Python Forum
Remove escape characters / Unicode characters from string
Thread Rating:
  • 0 Vote(s) - 0 Average
  • 1
  • 2
  • 3
  • 4
  • 5
Remove escape characters / Unicode characters from string
#1
I retrieve some JSON from a web page. It is real JSON, however due to all the backslash escape characters it doesn't want to format correct.
There's two fixes I've though of although I'm not sure how to do either.

Here's a snippet of the JSON:
\"text_with_blanks\":\"<b>Tagesmen\\u00fc im Restaurant<\\\/b><br\\\/>\\u00a0Samstag, 12. August<br\\\/>\\u00a0<b>Suppen<\\\/b><br\\\/>Tomatensuppe \\u00a0 \\u00a0 \\u00a0 \\u00a0 \\u00a0 \\u00a0 \\u00a0 \\u00a0
As you can see, not only is it full of "\" it's also full of unicode characters.

The first method was to remove backslashes. If I did that with .replace() it would get rid of every backslash of course, so I need a way to get rid of only one backslash everytime it encounters a backslash.

The other method is to firstly, convert the unicode characters to actual characters, and then replace all the backslashes but I'm not sure how I would go about coverting the characters. Sadly, decode("utf-8") doesn't work.

Whats the best way to do this?
Reply
#2
Please show what you've tried so far.
Reply
#3
(May-14-2020, 06:11 PM)Larz60+ Wrote: Please show what you've tried so far.

As I said, I have already tried combinations of .encode()/.decode(), with no luck.
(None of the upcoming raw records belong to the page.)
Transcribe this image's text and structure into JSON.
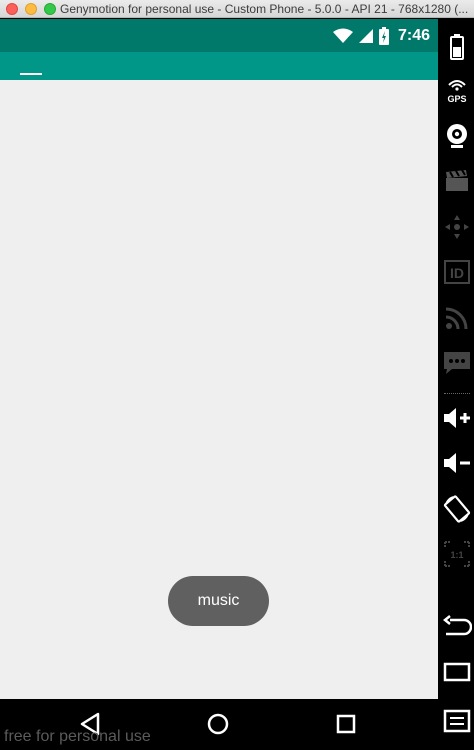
{
  "window": {
    "title": "Genymotion for personal use - Custom Phone - 5.0.0 - API 21 - 768x1280 (..."
  },
  "statusbar": {
    "time": "7:46"
  },
  "toast": {
    "text": "music"
  },
  "watermark": {
    "text": "free for personal use"
  },
  "sidebar": {
    "gps_label": "GPS",
    "id_label": "ID",
    "pixel_label": "1:1"
  },
  "colors": {
    "statusbar": "#00796b",
    "appbar": "#009688",
    "toast": "#606060"
  }
}
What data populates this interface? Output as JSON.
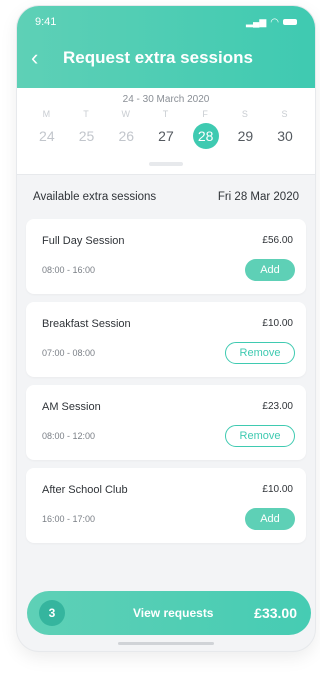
{
  "status": {
    "time": "9:41"
  },
  "header": {
    "title": "Request extra sessions",
    "back_icon": "‹"
  },
  "calendar": {
    "range": "24 - 30 March 2020",
    "daynames": [
      "M",
      "T",
      "W",
      "T",
      "F",
      "S",
      "S"
    ],
    "dates": [
      "24",
      "25",
      "26",
      "27",
      "28",
      "29",
      "30"
    ]
  },
  "section": {
    "title": "Available extra sessions",
    "date": "Fri 28 Mar 2020"
  },
  "sessions": [
    {
      "name": "Full Day Session",
      "price": "£56.00",
      "time": "08:00 - 16:00",
      "action": "Add"
    },
    {
      "name": "Breakfast Session",
      "price": "£10.00",
      "time": "07:00 - 08:00",
      "action": "Remove"
    },
    {
      "name": "AM Session",
      "price": "£23.00",
      "time": "08:00 - 12:00",
      "action": "Remove"
    },
    {
      "name": "After School Club",
      "price": "£10.00",
      "time": "16:00 - 17:00",
      "action": "Add"
    }
  ],
  "footer": {
    "count": "3",
    "label": "View requests",
    "total": "£33.00"
  },
  "colors": {
    "accent": "#3fcab1",
    "accent_light": "#5ed0b6"
  }
}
My next idea was have a function which loops through the string until it finds a backslash. It would then replace that backslash, and that backslash only. (Every time it found a backslash it would just replace a single one of them). So that would mean, if it was an escaped Unicode id like this: \\u... , once it had gone through the function it would become: \u...
The issue with that is that the number of backslashes is inconsistent - there's one backslash before a quotation mark, but there's three in the html line breaks, meaning my function wouldn't work.

The most simple way, I think, is this:
chars = {
        "\u00a0", "	 ", #no break space
        "\u00fc", "ü",
        "...", "...",
        "...", "..."
}

for char in chars:
    if (char in json):
        json.replace(char, chars[char])
Just replace the Unicode ids with their respective characters. I have to get all the Unicode characters which are likely to show up - this isn't too much of an issue since I know there isn't that many.

The reason I haven't done thus is that I'm not a big fan of hard-coding values because if you hard-code and a change happens, for instance the json changes, then nine times out of ten, it's going to break your program.
This may well have to be the route I have to take, however.


I'll also give a little more info on where this json comes from:
The json is stored in a JavaScript file, in a variable called 'ACTIVITY_DATA'
When I use requests to get the whole page, I start by replacing that string:
answer_json = requests.get(src).text.replace("ACTIVITY_DATA = ", "")
The json has some weird quotes in it that make it invalid: (highlighted red)

{"1":"[{.........}]"}

So I do some substringing to remove them:
new_answers = answer_json[:5] + answer_json[6:-2] + answer_json[-3:-2]
And then that leaves me with the json I have now, but still full of escape characters.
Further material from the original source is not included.